The major problem that flash sale sites face is the sudden and large amount of traffic. Generally, people are notified in advance about the time of the sale, so at that exact moment, a large number of customers hit the site to purchase the objects on sale. Therefore, we see a sudden spike in traffic and low traffic when there is no flash sale happening.
Another problem is that, as soon as a product is sold out, it should be moved to the bottom of the search result. We have already seen how this situation can be handled in the previous section. However, this requires very frequent updates to the Solr index. Ideally, as soon as a sale happens, the inventory status should be updated in the index. This is a general problem, but with flash sale sites, the problem becomes more acute. This is because at the time when the sale opens, there is a rush for a certain product. Moreover, the site can lose customers if inventory is not properly tracked and reported during flash sale time.
Thus, when we combine both the scenarios, we have a site that has a sudden spike in traffic, and we also need to keep the inventory status updated in the index to prevent over-selling of the product. Solr NRT indexing would help a lot in this scenario. A soft commit at certain durations could be used to reflect the changes in the index. To implement NRT in our index, we need to take care of two things in our solrconfig.xml
file.
A soft commit is much faster since it only makes index changes visible and does not fsync
index files or write a new index descriptor to disk.

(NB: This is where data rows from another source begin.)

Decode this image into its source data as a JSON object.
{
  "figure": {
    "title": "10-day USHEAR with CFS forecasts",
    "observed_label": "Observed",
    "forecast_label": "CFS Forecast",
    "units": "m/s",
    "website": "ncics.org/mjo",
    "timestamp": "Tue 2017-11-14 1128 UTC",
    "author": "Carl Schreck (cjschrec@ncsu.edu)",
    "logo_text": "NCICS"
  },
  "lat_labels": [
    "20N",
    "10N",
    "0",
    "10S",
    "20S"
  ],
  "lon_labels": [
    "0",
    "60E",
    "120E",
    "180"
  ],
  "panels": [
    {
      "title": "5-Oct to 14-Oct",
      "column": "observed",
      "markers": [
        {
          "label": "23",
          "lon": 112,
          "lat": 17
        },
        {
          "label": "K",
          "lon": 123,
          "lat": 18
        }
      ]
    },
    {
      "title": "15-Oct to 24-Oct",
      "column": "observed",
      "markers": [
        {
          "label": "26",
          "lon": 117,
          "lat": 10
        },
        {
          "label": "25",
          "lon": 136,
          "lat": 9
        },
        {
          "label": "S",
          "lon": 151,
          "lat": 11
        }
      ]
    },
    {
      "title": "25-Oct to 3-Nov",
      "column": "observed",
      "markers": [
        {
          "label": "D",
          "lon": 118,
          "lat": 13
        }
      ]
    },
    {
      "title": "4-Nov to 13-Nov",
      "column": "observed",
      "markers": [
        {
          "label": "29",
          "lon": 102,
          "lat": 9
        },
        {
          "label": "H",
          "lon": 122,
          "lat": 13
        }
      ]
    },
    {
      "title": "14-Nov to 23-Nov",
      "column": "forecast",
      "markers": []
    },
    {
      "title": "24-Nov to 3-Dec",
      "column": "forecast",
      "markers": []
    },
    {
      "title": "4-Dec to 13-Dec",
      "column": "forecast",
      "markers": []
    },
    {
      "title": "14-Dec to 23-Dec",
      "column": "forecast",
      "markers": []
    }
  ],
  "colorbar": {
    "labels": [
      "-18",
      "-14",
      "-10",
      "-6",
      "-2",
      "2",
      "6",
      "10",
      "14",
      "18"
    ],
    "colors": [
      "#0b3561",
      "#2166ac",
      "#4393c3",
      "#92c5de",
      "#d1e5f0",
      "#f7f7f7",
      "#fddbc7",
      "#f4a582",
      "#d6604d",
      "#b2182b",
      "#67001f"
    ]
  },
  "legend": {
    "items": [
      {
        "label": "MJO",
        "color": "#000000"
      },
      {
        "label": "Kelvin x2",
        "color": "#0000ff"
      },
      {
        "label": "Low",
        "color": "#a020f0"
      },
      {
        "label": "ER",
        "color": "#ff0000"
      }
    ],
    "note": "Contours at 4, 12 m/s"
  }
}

We need to ensure that the DirectoryFactory
directive used for creating the Solr index is NRTCachingDirectoryFactory
class:
<directoryFactory name="DirectoryFactory" class="${solr.directoryFactory:solr.NRTCachingDirectoryFactory}">
We need to ensure the time duration for soft commits. This is handled via the autoSoftCommit
directive:
<autoSoftCommit> <maxTime>30000</maxTime> </autoSoftCommit>
This indicates that, every 30 seconds (30,000 milliseconds), changes in the Solr index will become available irrespective of whether they have been written to disk or not. An autoCommit
directive specifies the duration when the index will be written to disk. It is important to note that, in the case of a system failure, if the changes that are available via soft commit are not written to disk, the transaction log will be lost. If the soft commit has been written to the transaction log, it will be replayed when the Solr server restarts. If no hard commit has been made, the transaction log can contain a lot of documents that can result in a considerable Solr server startup time.
The third problem is that a product on sale should be searchable only after the exact sale time of the product. For example, if a product is supposed to go on sale at 2 pm in the afternoon, it should be in the index before 2 pm but should be searchable only after 2 pm.
In order to handle this scenario, we need to include time-sensitive data in our search index. To do this, we need to add two additional fields in the Solr index that define the start and end time of the sale for that particular product:
<field name="sale_start" type="date" indexed="true" stored="true"/> <field name="sale_end" type="date" indexed="true" stored="true"/>
Once this information is stored in the index, all we need to do is add another filter query to get the time sensitive products as a part of our search result. The filter query will be:
fq=+sale_start:[* TO NOW]+sale_end:[NOW+1HOUR TO *]
However, this filter query is very inefficient because NOW
calculates the time every time the query is run. Therefore, filter query caching does not happen. A better way to do this would be to round off the time to the nearest hour or minute to cache the filter query for that duration. Thus, our filter query would become:
fq=+sale_start:[* TO NOW/HOUR]+sale_end:[NOW/HOUR+1HOUR TO *]
Now, as soon as the end time for the sale goes by, the product automatically goes offline.